Pourquoi cet intérêt pour le fait frontalier qui, jusqu’alors, paraissait secondaire ?

Nous avons toujours eu des relations étroites avec la Suisse mais de manière informelle. Aujourd’hui, nous souhaitons formaliser ces coopérations, multiplier les occasions de nous rencontrer. La métropole franco-genevoise s’impose comme la 2e d’Auvergne-Rhône-Alpes. Les frontières sont aujourd’hui davantage des coutures que des barrières et “coudre” ensemble nos deux pays nous rend plus forts. D’autant que les enjeux sont nombreux en matière de mobilité, d’économie, d’enseignement supérieur, d’environnement… Nous devons traiter ensemble ces sujets-là.

Concrètement, qu’en est-il?

La priorité des priorités c’est le transport. La Région et le Pôle Métropolitain sont déjà partenaires dans le cadre du volet territorial du Contrat de Plan État-Région (CPER) 2015-2020, à travers la Convention de coopération métropolitaine du Genevois français qui permet d’accompagner les grands projets aux enjeux régionaux importants de ce secteur. La Région devrait consacrer 8 M€ à cette convention en plus des 5 initialement programmés. Ce montant va notamment contribuer au financement de nouveaux pôles d’échanges multimodaux, parkings relais…

La Région fait aussi partie des partenaires du Ceva à hauteur de 55 M€ et soutient les études sur le rétablissement de la ligne du Tonkin entre Saint-Gingolph et Évian. Elle a d’ores et déjà délibéré en novembre 2017 sur un montant d’aide de 443000€ (sur 2 M€) pour la 2e phase de ces études*.

La Région a par ailleurs signé l’Alliance campus rhodanien…

Ce réseau a été créé en décembre pour consolider les synergies scientifiques entre les universités de Genève, Grenoble Alpes, Lyon, Lausanne et la Haute école spécialisée de Suisse occidentale.

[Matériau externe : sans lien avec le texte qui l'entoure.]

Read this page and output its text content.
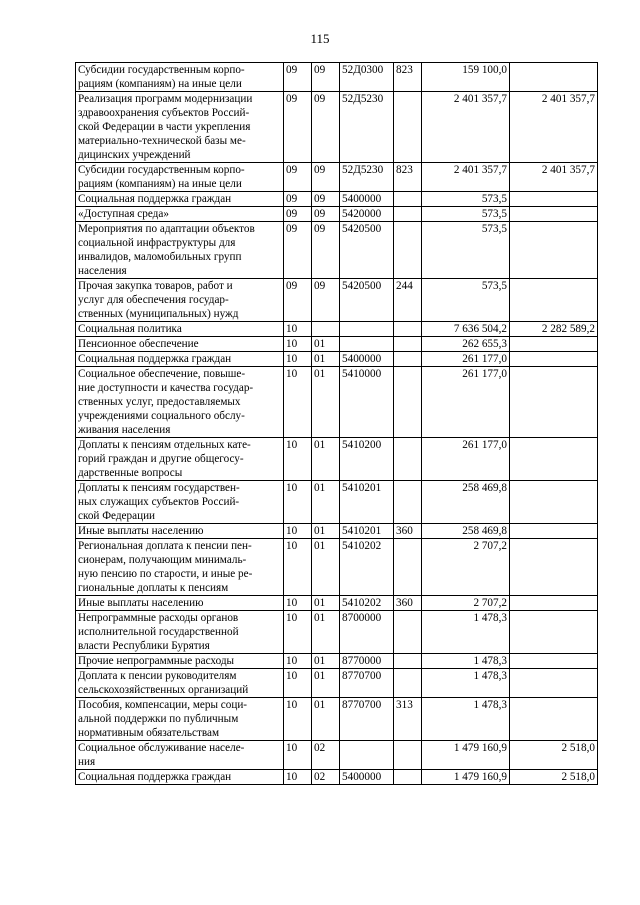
115
Субсидии государственным корпо-
рациям (компаниям) на иные цели	09	09	52Д0300	823	159 100,0	

Реализация программ модернизации
здравоохранения субъектов Россий-
ской Федерации в части укрепления
материально-технической базы ме-
дицинских учреждений	09	09	52Д5230		2 401 357,7	2 401 357,7

Субсидии государственным корпо-
рациям (компаниям) на иные цели	09	09	52Д5230	823	2 401 357,7	2 401 357,7

Социальная поддержка граждан	09	09	5400000		573,5	

«Доступная среда»	09	09	5420000		573,5	

Мероприятия по адаптации объектов
социальной инфраструктуры для
инвалидов, маломобильных групп
населения	09	09	5420500		573,5	

Прочая закупка товаров, работ и
услуг для обеспечения государ-
ственных (муниципальных) нужд	09	09	5420500	244	573,5	

Социальная политика	10				7 636 504,2	2 282 589,2

Пенсионное обеспечение	10	01			262 655,3	

Социальная поддержка граждан	10	01	5400000		261 177,0	

Социальное обеспечение, повыше-
ние доступности и качества государ-
ственных услуг, предоставляемых
учреждениями социального обслу-
живания населения	10	01	5410000		261 177,0	

Доплаты к пенсиям отдельных кате-
горий граждан и другие общегосу-
дарственные вопросы	10	01	5410200		261 177,0	

Доплаты к пенсиям государствен-
ных служащих субъектов Россий-
ской Федерации	10	01	5410201		258 469,8	

Иные выплаты населению	10	01	5410201	360	258 469,8	

Региональная доплата к пенсии пен-
сионерам, получающим минималь-
ную пенсию по старости, и иные ре-
гиональные доплаты к пенсиям	10	01	5410202		2 707,2	

Иные выплаты населению	10	01	5410202	360	2 707,2	

Непрограммные расходы органов
исполнительной государственной
власти Республики Бурятия	10	01	8700000		1 478,3	

Прочие непрограммные расходы	10	01	8770000		1 478,3	

Доплата к пенсии руководителям
сельскохозяйственных организаций	10	01	8770700		1 478,3	

Пособия, компенсации, меры соци-
альной поддержки по публичным
нормативным обязательствам	10	01	8770700	313	1 478,3	

Социальное обслуживание населе-
ния	10	02			1 479 160,9	2 518,0

Социальная поддержка граждан	10	02	5400000		1 479 160,9	2 518,0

L’idée est d’encourager des coopérations universitaires spécifiques. Plus de 70 projets ont d’ores et déjà été déposés. Et la porte est ouverte : si d’autres universités de la région souhaitent intégrer l’Alliance, elles peuvent en faire la demande et soumettre des projets.

Vous avez également des projets sur le plan économique…

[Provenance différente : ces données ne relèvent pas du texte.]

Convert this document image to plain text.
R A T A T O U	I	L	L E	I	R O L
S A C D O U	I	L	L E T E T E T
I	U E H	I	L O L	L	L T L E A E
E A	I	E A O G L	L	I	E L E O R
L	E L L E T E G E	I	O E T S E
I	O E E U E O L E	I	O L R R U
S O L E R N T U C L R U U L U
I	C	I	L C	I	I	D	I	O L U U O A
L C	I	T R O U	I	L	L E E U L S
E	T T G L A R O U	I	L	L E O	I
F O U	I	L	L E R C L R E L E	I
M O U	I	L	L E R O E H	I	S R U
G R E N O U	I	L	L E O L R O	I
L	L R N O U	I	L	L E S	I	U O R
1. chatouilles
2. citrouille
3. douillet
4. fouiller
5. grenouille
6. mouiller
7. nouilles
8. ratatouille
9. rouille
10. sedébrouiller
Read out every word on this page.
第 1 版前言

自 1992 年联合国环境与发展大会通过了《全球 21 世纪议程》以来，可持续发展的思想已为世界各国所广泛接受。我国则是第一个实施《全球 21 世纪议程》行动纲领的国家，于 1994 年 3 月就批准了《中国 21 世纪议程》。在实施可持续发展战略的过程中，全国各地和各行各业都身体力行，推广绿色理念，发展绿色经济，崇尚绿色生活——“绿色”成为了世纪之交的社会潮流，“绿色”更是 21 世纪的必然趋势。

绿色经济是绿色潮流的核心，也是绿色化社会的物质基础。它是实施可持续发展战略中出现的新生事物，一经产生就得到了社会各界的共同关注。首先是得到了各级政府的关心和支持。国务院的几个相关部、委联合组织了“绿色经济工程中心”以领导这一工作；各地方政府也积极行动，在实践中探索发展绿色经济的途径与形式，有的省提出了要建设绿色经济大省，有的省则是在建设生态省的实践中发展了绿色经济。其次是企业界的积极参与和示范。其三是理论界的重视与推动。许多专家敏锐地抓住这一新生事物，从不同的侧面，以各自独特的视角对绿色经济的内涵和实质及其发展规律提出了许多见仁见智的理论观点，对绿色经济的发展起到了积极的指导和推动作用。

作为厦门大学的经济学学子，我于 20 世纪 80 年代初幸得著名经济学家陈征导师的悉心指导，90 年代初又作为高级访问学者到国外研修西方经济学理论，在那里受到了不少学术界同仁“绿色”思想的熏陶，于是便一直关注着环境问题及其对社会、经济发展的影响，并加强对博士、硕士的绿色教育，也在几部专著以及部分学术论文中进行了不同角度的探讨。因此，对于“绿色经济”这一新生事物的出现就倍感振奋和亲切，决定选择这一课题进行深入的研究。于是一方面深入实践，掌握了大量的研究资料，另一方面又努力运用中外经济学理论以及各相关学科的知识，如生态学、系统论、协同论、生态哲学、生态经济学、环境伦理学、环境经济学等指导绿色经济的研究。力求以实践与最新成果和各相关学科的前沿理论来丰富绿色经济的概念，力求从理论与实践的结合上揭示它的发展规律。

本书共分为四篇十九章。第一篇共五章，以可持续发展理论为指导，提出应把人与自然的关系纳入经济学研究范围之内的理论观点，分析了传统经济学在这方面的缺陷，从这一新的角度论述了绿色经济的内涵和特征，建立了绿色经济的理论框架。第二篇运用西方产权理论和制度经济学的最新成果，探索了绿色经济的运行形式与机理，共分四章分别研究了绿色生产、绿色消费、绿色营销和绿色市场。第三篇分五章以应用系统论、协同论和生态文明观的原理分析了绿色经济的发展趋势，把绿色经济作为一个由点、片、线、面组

Nous voulons par exemple amener Auvergne-Rhône-Alpes Entreprises à prendre davantage en compte ce qui se passe en Suisse, à favoriser les mises en relation, à examiner de plus près les opportunités de bi-localisation…
Nous comptons également nous appuyer sur les CCI pour améliorer les échanges et notre connaissance réciproque des mécaniques. Si nous cumulons les puissances respectives des cantons de Genève, de Vaud et la région Auvergne-Rhône-Alpes, nous représentons le même poids que la Silicon Valley !

Quid de la prise en compte des enjeux de proximité?

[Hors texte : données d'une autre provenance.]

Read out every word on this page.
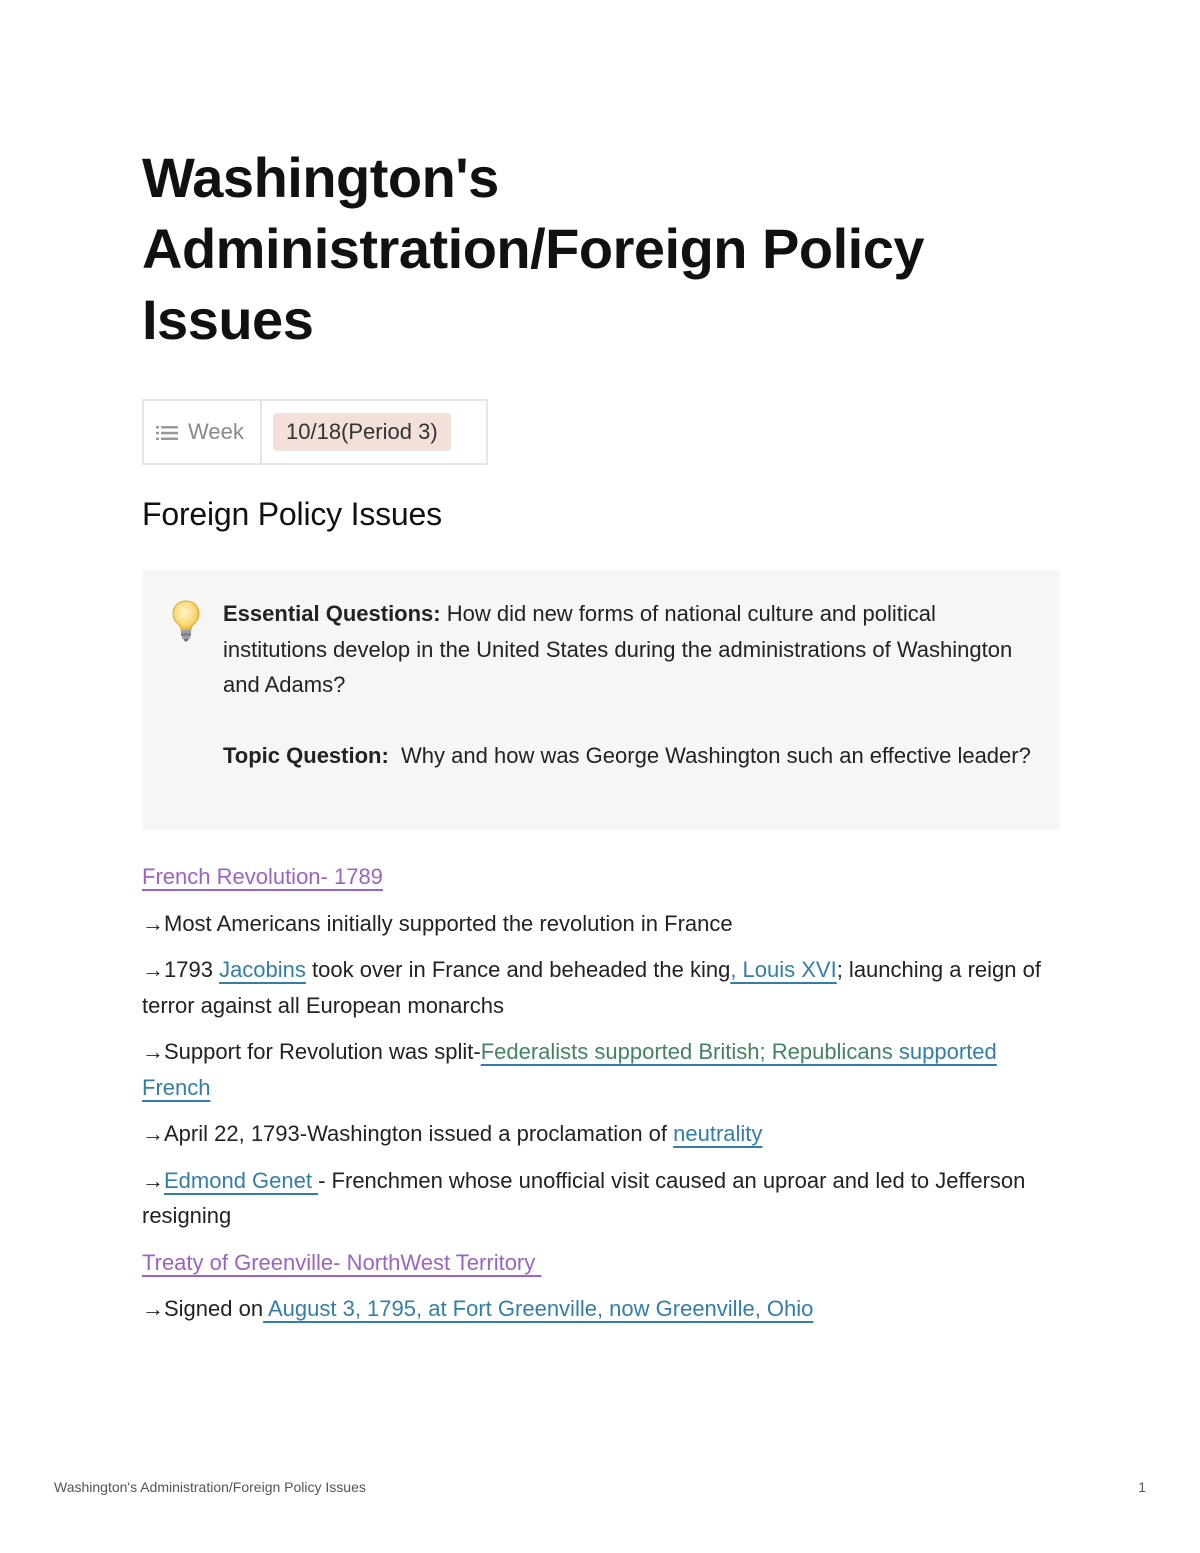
Washington's Administration/Foreign Policy Issues
Week	10/18(Period 3)
Foreign Policy Issues

Essential Questions: How did new forms of national culture and political institutions develop in the United States during the administrations of Washington and Adams?

Topic Question:  Why and how was George Washington such an effective leader?

French Revolution- 1789

→Most Americans initially supported the revolution in France

→1793 Jacobins took over in France and beheaded the king, Louis XVI; launching a reign of terror against all European monarchs

→Support for Revolution was split-Federalists supported British; Republicans supported French

→April 22, 1793-Washington issued a proclamation of neutrality

→Edmond Genet - Frenchmen whose unofficial visit caused an uproar and led to Jefferson resigning

Treaty of Greenville- NorthWest Territory

→Signed on August 3, 1795, at Fort Greenville, now Greenville, Ohio

Washington's Administration/Foreign Policy Issues	1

Nous avons par exemple intégré la frontière dans le schéma régional d’aménagement et de développement durable du territoire (STRADDET). Parce que l’air n’a pas de frontière et qu’améliorer sa qualité est un véritable enjeu pour le Grand Genève, la Région a été co-signataire de l’accord transfrontalier Pact’Air.
Nous souhaitons également participer à la discussion relative au contournement autoroutier de Genève, valoriser l’accès au côté français de l’aéroport… Nous travaillons également avec le comité régional franco-genevois pour voir comment mieux coordonner l’implantation des surfaces commerciales de part et d’autre de la frontière… Nous avons énormément de choses à faire ensemble !


Hélène Vermare


 

* Cette 2e phase d’études doit faire l’objet d’une candidature, mi-2018, au programme Interreg France-Suisse pour un financement européen (FEDER) et de la confédération helvétique.